Manajemen madrasah diperlukan sekali, sebab akhir-akhir ini terjadi ketimpangan moral yang meracuni generasi muda, khususnya generasi muda yang duduk di bangku madrasah. Banyak sekali kasus perbuatan asusila yang notabene dilakukan oleh siswa madrasah. Padahal di madrasah mereka mendapatkan materi pelajaran akhlak yang bahkan tidak diajarkan di sekolah umum. Hal itu menandakan proses pendidikan di madrasah ada yang bermasalah.
Dengan adanya manajemen berbasis madrasah, guru dapat mempersiapkan siswa menjadi lulusan yang bermoral islam, juga tidak kalah di bidang akademiknya. Semua itu dapat dicapai dengan pemenuhan sarana prasarana yang memadai, serta SDM para pendidiknya yang mumpuni. Selain itu, guru juga harus menguasai 4 kompetensi dasar agar kualitas mendidiknya menjadi baik, yaitu: pedagogis, professional, pribadi, dan sosial.
Usai istirahat beberapa saat, dilanjutkan workshop sesi kedua dengan tema “Implementasi KTSP Menuju Madrasah Berkualitas” dengan narasumber Drs. H. Shofi, M. Ag. (Kasi Kurikulum Mapenda Kemenag Jawa Tengah). Pada workshop sebelumnya, Shofi juga pernah menjadi narasumber di MA Matholi’ul Huda Troso, yaitu pada workshop Pembelajaran Berbasis PAIKEM dan CTL yang digelar beberapa waktu lalu.
Disampaikan oleh pemateri, pemerintah melalui kementerian agama telah membuat formulasi baru yang akan diterapkan pada tahun ajaran depan. Hal itu terkait dengan semakin beratnya beban peserta didik, utamanya peserta didik jenjang akhir baik kelas 9 maupun kelas 12. Pada jenjang-jenjang sebelumnya, peserta didik diharapkan sudah mampu menguasai konsep dasar materi pelajaran dengan baik, sehingga ketika mereka telah mencapai jenjang akhir, mereka tidak lagi berbenturan dengan masalah penguasaa konsep, tetapi lebih pada pendalaman materi sehingga akan berimbas pada konsentrasi peserta didik jenjang akhir yang tidak lagi akan terbebani.
Beliau mencontohkan konsep dasar seperti operasi dasar aljabar bilangan bulat harus benar-benar dikuasai peserta didik pada jenjang kelas 7, hingga ketika mereka telah naik ke kelas 9, mereka telah mengantongi konsep tersebut dan tinggal mendalami model-model soal.

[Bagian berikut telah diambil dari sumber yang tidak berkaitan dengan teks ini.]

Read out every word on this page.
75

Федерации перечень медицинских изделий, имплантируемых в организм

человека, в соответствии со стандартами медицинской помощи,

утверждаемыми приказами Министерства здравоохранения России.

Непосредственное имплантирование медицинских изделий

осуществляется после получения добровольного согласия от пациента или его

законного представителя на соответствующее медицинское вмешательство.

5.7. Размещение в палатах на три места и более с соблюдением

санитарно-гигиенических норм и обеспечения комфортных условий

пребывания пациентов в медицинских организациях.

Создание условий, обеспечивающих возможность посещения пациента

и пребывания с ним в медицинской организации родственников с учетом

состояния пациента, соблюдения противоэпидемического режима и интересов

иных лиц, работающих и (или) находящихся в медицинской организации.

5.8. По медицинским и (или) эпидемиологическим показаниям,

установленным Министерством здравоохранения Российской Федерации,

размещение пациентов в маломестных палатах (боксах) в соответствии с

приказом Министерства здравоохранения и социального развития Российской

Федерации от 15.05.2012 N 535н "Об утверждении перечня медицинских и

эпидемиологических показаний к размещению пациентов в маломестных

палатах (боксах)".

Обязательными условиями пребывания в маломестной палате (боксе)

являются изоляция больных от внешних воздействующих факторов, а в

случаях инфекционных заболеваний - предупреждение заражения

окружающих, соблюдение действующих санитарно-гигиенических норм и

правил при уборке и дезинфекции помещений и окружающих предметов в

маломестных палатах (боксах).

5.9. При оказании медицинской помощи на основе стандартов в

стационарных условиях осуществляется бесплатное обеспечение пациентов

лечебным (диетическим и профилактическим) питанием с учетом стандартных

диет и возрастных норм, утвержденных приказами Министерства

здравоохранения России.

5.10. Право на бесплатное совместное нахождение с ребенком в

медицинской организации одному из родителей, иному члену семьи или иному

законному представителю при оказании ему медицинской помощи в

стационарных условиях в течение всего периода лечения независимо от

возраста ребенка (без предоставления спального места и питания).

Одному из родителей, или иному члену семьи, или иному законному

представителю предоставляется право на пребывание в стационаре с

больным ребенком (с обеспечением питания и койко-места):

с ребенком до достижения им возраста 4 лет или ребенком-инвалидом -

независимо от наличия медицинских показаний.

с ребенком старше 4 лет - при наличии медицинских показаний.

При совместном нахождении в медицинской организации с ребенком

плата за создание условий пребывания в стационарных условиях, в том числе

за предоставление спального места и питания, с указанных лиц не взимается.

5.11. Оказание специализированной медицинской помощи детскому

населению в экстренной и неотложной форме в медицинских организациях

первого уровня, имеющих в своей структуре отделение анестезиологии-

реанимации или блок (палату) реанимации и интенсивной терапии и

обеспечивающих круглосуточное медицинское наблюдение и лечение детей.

Beliau berkesempatan melakukan sosialisasi tentang kebijakan baru pemerintah soal ujian nasional. Pada tahun ini, siswa yang tidak lulus ujian tidak lagi berkesempatan mengikuti ujian ulangan karena kebijakan tersebut telah dihapus. Namun, ada sedikit kelonggaran soal penentu kelulusan. Menurut ketentuan yang berlaku, hasil ujian nasional tidak lagi menjadi penentu utama kelulusan siswa, tetapi ada poin lain yang menentukan kelulusan, yaitu nilai ujian madrasah dan nilai rata-rata raport. Seorang siswa akan dinyatakan lulus Ujian Nasional apabila nilai rata-rata dari semua Nilai Akhir (NA) mencapai batas minimal 5,5 dan nilai setiap mata pelajaran paling rendah 4,0.
Adapun Nilai Akhir (NA) diperoleh dari gabungan nilai Ujian Nasional dan Nilai Madrasah dengan komposisi 60% nilai UN dan 40% Nilai Madrasah. Nilai Madrasah merupakan nilai rata-rata dari mata pelajaran yang diujinasionalkan dalam Ujian Madrasah (UM) serta nilai rata-rata raport. Nilai rata-rata raport adalah nilai rata-rata dari semua mata pelajaran yang diujinasionalkan sejak semester 1 hingga semester 5 untuk jenjang MTs, atau sejak semester 3 hingga semester 5 untuk jenjang MA.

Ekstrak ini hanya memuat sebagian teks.